Healthcare Claims Manager
Job Description
REQUIREMENTS
- Five or more years of Medicare healthcare claims processing, adjusting and/or auditing experience.
- Three or more years of supervisory experience, preferably within a healthcare claims or operational role.
- Ability to function effectively in a start-up environment. This means digging in when encountering things that aren’t well-defined, keeping a positive attitude, adapting quickly to changes and not letting perfect be the enemy of good enough.
- Advanced knowledge and experience in processing Medicare claims, particularly in a manual and/or audit environment. This means deep and proven experience using Medicare’s medical policy (NCD, LCD and Billing and Coding Articles) documentation, reimbursement methodologies and fee schedules, claims processing manuals, benefit policy manuals and other online resources.
- Advanced knowledge of healthcare industry practice and regulations, including HIPAA, Medicare and Medicare Advantage guidelines.

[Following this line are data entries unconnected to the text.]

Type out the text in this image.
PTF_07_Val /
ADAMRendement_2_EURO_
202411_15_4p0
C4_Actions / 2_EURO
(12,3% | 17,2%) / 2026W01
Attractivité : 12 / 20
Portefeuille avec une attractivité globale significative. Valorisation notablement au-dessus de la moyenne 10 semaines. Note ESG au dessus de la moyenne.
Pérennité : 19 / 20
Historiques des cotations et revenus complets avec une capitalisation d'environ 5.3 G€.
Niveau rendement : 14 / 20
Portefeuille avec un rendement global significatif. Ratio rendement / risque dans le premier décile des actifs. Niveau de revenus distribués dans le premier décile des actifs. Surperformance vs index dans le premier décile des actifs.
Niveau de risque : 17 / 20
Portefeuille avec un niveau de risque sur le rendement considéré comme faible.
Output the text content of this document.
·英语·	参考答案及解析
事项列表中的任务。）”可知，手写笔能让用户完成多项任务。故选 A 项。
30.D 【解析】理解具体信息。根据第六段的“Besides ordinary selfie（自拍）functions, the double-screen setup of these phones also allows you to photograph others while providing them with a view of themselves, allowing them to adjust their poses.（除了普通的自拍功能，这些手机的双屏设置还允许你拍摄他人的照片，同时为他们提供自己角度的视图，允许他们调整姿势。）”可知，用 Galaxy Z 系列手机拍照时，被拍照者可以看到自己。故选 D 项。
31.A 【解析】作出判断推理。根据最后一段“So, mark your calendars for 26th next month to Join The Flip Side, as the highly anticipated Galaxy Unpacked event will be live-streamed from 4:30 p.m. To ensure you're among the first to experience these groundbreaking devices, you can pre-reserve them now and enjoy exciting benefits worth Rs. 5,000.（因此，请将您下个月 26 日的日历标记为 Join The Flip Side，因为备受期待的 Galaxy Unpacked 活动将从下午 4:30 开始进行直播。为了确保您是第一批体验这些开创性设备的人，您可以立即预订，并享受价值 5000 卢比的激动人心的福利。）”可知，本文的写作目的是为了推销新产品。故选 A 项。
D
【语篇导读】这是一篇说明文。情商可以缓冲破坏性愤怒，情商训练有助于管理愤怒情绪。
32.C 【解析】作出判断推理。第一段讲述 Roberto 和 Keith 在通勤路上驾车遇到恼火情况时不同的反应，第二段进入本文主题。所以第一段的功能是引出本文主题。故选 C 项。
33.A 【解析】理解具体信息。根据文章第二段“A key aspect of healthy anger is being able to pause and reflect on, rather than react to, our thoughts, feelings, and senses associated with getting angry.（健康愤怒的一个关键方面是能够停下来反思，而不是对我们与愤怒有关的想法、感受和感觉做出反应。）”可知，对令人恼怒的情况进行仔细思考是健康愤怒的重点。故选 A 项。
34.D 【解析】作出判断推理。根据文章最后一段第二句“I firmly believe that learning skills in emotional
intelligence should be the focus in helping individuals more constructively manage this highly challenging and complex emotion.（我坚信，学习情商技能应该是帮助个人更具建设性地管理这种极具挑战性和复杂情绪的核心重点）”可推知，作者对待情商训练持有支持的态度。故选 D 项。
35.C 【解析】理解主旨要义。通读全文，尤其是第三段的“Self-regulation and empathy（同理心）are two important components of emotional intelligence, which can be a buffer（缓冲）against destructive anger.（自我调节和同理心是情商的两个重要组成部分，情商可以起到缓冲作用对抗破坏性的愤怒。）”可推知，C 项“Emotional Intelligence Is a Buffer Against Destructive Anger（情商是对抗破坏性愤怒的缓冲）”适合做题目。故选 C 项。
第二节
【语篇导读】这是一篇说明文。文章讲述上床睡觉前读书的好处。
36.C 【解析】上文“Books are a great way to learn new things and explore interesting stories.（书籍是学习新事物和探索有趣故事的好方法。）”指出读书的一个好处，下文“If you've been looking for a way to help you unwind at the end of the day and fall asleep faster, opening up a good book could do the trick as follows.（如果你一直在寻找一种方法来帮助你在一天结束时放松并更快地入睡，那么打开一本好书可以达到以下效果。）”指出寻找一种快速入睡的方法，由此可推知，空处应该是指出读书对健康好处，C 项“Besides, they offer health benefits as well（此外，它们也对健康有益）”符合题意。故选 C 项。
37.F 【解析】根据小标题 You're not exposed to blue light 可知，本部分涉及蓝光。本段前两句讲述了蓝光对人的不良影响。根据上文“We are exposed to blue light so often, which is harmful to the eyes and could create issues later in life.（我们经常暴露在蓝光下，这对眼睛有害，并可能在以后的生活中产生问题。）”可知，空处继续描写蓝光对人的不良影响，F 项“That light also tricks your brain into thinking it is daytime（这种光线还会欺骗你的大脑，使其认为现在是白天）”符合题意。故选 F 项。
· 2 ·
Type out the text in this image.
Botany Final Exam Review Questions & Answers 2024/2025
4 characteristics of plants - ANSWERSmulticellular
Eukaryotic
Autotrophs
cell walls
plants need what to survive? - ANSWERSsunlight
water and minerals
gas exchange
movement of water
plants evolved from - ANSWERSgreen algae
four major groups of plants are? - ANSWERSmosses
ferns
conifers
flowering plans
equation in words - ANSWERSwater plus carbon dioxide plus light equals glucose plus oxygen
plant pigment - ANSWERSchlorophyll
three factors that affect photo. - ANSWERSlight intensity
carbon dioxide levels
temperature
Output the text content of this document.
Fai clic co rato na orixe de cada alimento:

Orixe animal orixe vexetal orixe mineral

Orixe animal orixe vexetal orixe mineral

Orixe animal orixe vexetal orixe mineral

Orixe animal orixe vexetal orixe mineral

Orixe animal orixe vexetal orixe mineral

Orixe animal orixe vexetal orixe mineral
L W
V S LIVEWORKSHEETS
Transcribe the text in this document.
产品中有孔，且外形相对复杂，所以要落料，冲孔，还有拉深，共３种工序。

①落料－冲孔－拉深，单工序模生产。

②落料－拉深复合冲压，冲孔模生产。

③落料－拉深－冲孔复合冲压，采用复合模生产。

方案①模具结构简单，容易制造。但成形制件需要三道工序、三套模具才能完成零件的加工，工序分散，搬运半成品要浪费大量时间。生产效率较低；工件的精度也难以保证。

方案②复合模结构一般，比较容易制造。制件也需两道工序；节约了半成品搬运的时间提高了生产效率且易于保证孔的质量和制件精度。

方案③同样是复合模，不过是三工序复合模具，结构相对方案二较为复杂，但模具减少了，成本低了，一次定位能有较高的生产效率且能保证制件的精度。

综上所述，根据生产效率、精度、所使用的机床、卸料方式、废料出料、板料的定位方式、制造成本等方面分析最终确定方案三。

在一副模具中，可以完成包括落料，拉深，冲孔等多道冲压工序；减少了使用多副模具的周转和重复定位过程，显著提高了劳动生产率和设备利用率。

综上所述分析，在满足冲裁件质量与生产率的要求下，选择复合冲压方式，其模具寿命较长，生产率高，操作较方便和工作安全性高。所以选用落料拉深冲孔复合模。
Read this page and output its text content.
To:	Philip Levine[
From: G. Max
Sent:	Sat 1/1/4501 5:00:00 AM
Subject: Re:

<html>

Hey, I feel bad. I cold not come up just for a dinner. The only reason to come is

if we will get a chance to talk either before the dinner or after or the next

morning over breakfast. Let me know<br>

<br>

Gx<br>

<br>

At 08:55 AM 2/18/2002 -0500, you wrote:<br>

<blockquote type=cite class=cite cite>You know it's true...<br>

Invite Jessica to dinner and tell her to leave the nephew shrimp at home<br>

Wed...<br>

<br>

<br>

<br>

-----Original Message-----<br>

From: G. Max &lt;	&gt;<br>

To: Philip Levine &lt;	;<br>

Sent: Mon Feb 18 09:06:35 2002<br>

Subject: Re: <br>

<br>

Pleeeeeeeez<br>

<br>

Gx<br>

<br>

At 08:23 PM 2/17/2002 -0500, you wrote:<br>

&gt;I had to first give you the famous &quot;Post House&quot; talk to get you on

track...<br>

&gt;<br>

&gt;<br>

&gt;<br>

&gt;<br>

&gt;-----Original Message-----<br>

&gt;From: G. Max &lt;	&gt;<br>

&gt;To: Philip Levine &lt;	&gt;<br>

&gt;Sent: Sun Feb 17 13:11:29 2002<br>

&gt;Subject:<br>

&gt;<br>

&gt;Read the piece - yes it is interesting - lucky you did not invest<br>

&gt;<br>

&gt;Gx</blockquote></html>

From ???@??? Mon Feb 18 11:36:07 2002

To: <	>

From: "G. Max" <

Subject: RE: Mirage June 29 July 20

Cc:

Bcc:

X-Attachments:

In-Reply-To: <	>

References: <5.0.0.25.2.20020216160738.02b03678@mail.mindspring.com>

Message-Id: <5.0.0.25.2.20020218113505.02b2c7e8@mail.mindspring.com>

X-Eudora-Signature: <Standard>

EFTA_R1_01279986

- Strong computer skills, including advanced proficiency in Microsoft Office Suite/Google Workspace, particularly Excel/Sheets.
- Strong problem-solving skills to identify root causes of discrepancies and propose solutions.
- Exceptional attention to detail coupled with deep organizational and analytic skills.
- Ability to develop and lead a team with patience, honesty and integrity.
RESPONSIBILITIES
- Lead and supervise the accurate, timely and compliant processing of the claims inventory across the entire claims lifecycle, from intake through resolution, plus audits, reopenings and appeals.
- Develop and implement metrics/KPIs, operational policies and desk-level policies/procedures and job aids to increase accuracy and efficiency. Develop and monitor operational metrics, dashboards and reporting to provide visibility into performance and emerging trends at the team and individual levels.
- Train, mentor and supervise the claims team resources. Document and provide feedback via 1:1 meetings, team meetings, annual performance reviews and performance improvement plans.
- Collaborate with internal teams to identify day-to-day risks, dependencies and opportunities for improvement. Facilitate collaborative discussion and coordination around operational issues and escalations.
- Participate in operational reviews and planning discussions to inform strategic planning, growth initiatives and scalability efforts. Ensure operational readiness for product/client/market market expansions.
- Communicate clearly and professionally with all internal and external constituents, fostering strong, trust-based working relationships.
- Promote proactive identification, mitigation and reporting of claims-related compliance and regulatory risks. Partner with compliance, quality, legal, finance and other stakeholders to ensure policies, procedures and controls align with CMS/Medicare Advantage program and state DOI standards.
- Support audit readiness and coordination for CMS program audits, state DOI audits and internal reviews.
- Stay updated on industry regulations, coding updates and payer policies to ensure ongoing compliance and best practices.